Я в костюме от "Монтана", черные очки. Роман... он может быть в этом,

льняном. Мы на набережной Монте-Карло. Я никогда там не была, поэтому не

знаю, есть ли вдоль набережной ювелирные магазины. Впрочем, наверняка. И вот

мы входим. "Мадам, месье..." - приветствует нас пожилой владелец в очках,

поднятых на лоб. Я небрежно облокачиваюсь о прилавок, мои очки тоже уже

сняты, и покусывая дужку, я веду светскую беседу о бриллиантах. (Я должна

буду прочесть несколько книжек о ювелирных изделиях, дабы производить

впечатление знатока, человека, обладающего камушками, которые "лучшие друзья

девочек", как поет Мерилин Монро.) Роман разглядывает выставленные перед

нами драгоценности. Я меряю шикарное кольцо и... Тут в моем кино что-то

заклинивает. Что дальше?.. А! У меня в одежду вмонтирована малюсенькая

фотокамера. Ну, как у шпионов, какая-нибудь джэймс-бондовская.

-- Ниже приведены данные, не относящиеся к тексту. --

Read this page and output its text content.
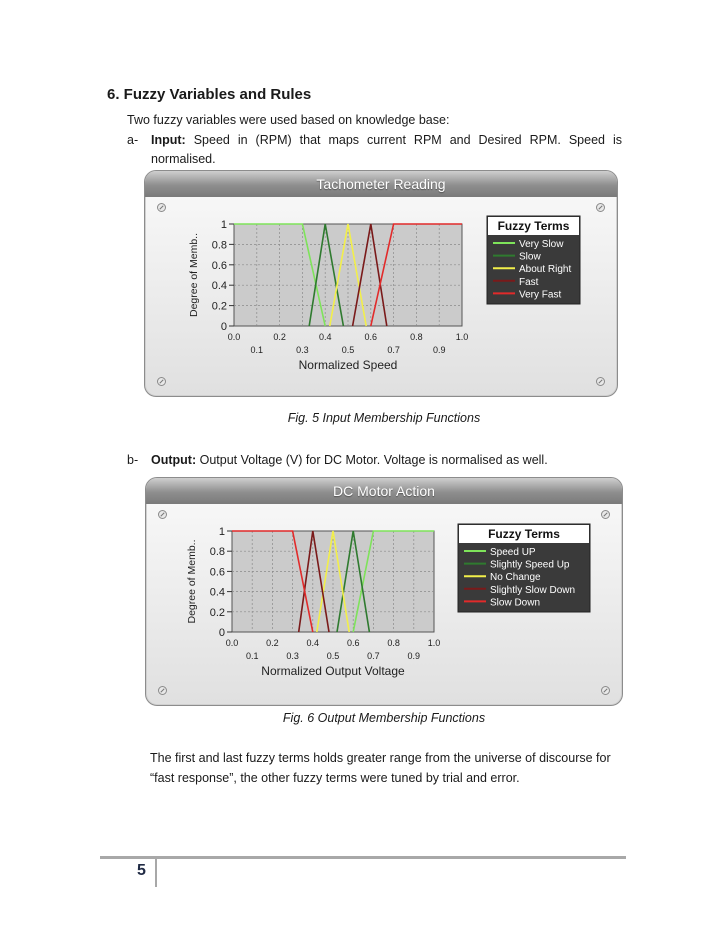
6. Fuzzy Variables and Rules
Two fuzzy variables were used based on knowledge base:
a- Input: Speed in (RPM) that maps current RPM and Desired RPM. Speed is normalised.
Tachometer Reading
0
0.2
0.4
0.6
0.8
1
0.0	0.2	0.4	0.6	0.8	1.0
0.1	0.3	0.5	0.7	0.9
Normalized Speed
Degree of Memb..
Fuzzy Terms
Very Slow
Slow
About Right
Fast
Very Fast
Fig. 5 Input Membership Functions
b- Output: Output Voltage (V) for DC Motor. Voltage is normalised as well.
DC Motor Action
0
0.2
0.4
0.6
0.8
1
0.0	0.2	0.4	0.6	0.8	1.0
0.1	0.3	0.5	0.7	0.9
Normalized Output Voltage
Degree of Memb..
Fuzzy Terms
Speed UP
Slightly Speed Up
No Change
Slightly Slow Down
Slow Down
Fig. 6 Output Membership Functions
The first and last fuzzy terms holds greater range from the universe of discourse for “fast response”, the other fuzzy terms were tuned by trial and error.
5
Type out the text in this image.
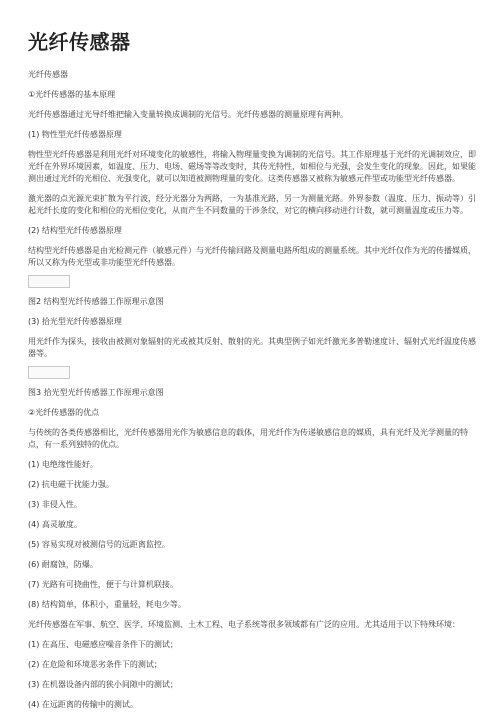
光纤传感器

光纤传感器

①光纤传感器的基本原理

光纤传感器通过光导纤维把输入变量转换成调制的光信号。光纤传感器的测量原理有两种。

(1) 物性型光纤传感器原理

物性型光纤传感器是利用光纤对环境变化的敏感性，将输入物理量变换为调制的光信号。其工作原理基于光纤的光调制效应，即光纤在外界环境因素，如温度、压力、电场、磁场等等改变时，其传光特性，如相位与光强，会发生变化的现象。因此，如果能测出通过光纤的光相位、光强变化，就可以知道被测物理量的变化。这类传感器又被称为敏感元件型或功能型光纤传感器。

激光器的点光源光束扩散为平行波，经分光器分为两路，一为基准光路，另一为测量光路。外界参数（温度、压力、振动等）引起光纤长度的变化和相位的光相位变化，从而产生不同数量的干涉条纹，对它的横向移动进行计数，就可测量温度或压力等。

(2) 结构型光纤传感器原理

结构型光纤传感器是由光检测元件（敏感元件）与光纤传输回路及测量电路所组成的测量系统。其中光纤仅作为光的传播媒质，所以又称为传光型或非功能型光纤传感器。

图2 结构型光纤传感器工作原理示意图

(3) 拾光型光纤传感器原理

用光纤作为探头，接收由被测对象辐射的光或被其反射、散射的光。其典型例子如光纤激光多普勒速度计、辐射式光纤温度传感器等。

图3 拾光型光纤传感器工作原理示意图

②光纤传感器的优点

与传统的各类传感器相比，光纤传感器用光作为敏感信息的载体，用光纤作为传递敏感信息的媒质，具有光纤及光学测量的特点，有一系列独特的优点。

(1) 电绝缘性能好。

(2) 抗电磁干扰能力强。

(3) 非侵入性。

(4) 高灵敏度。

(5) 容易实现对被测信号的远距离监控。

(6) 耐腐蚀，防爆。

(7) 光路有可挠曲性，便于与计算机联接。

(8) 结构简单，体积小，重量轻，耗电少等。

光纤传感器在军事、航空、医学、环境监测、土木工程、电子系统等很多领域都有广泛的应用。尤其适用于以下特殊环境：

(1) 在高压、电磁感应噪音条件下的测试；

(2) 在危险和环境恶劣条件下的测试；

(3) 在机器设备内部的狭小间隙中的测试；

(4) 在远距离的传输中的测试。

Сфотографировав кольцо, мы сможем сделать его подделку. И вернувшись в

магазин - "О, мадам! Месье!" - я вновь надеваю кольцо с огромным бриллиантом

и, снимая, роняю. Вот тут-то и должна проявиться ловкость рук Романа - он

подменивает кольцо на подделку!.. Опять в моем кино повреждение пленки. На

кой хрен нам делать подделку, тратить деньги на нее?.. Ой, черт, ну конечно!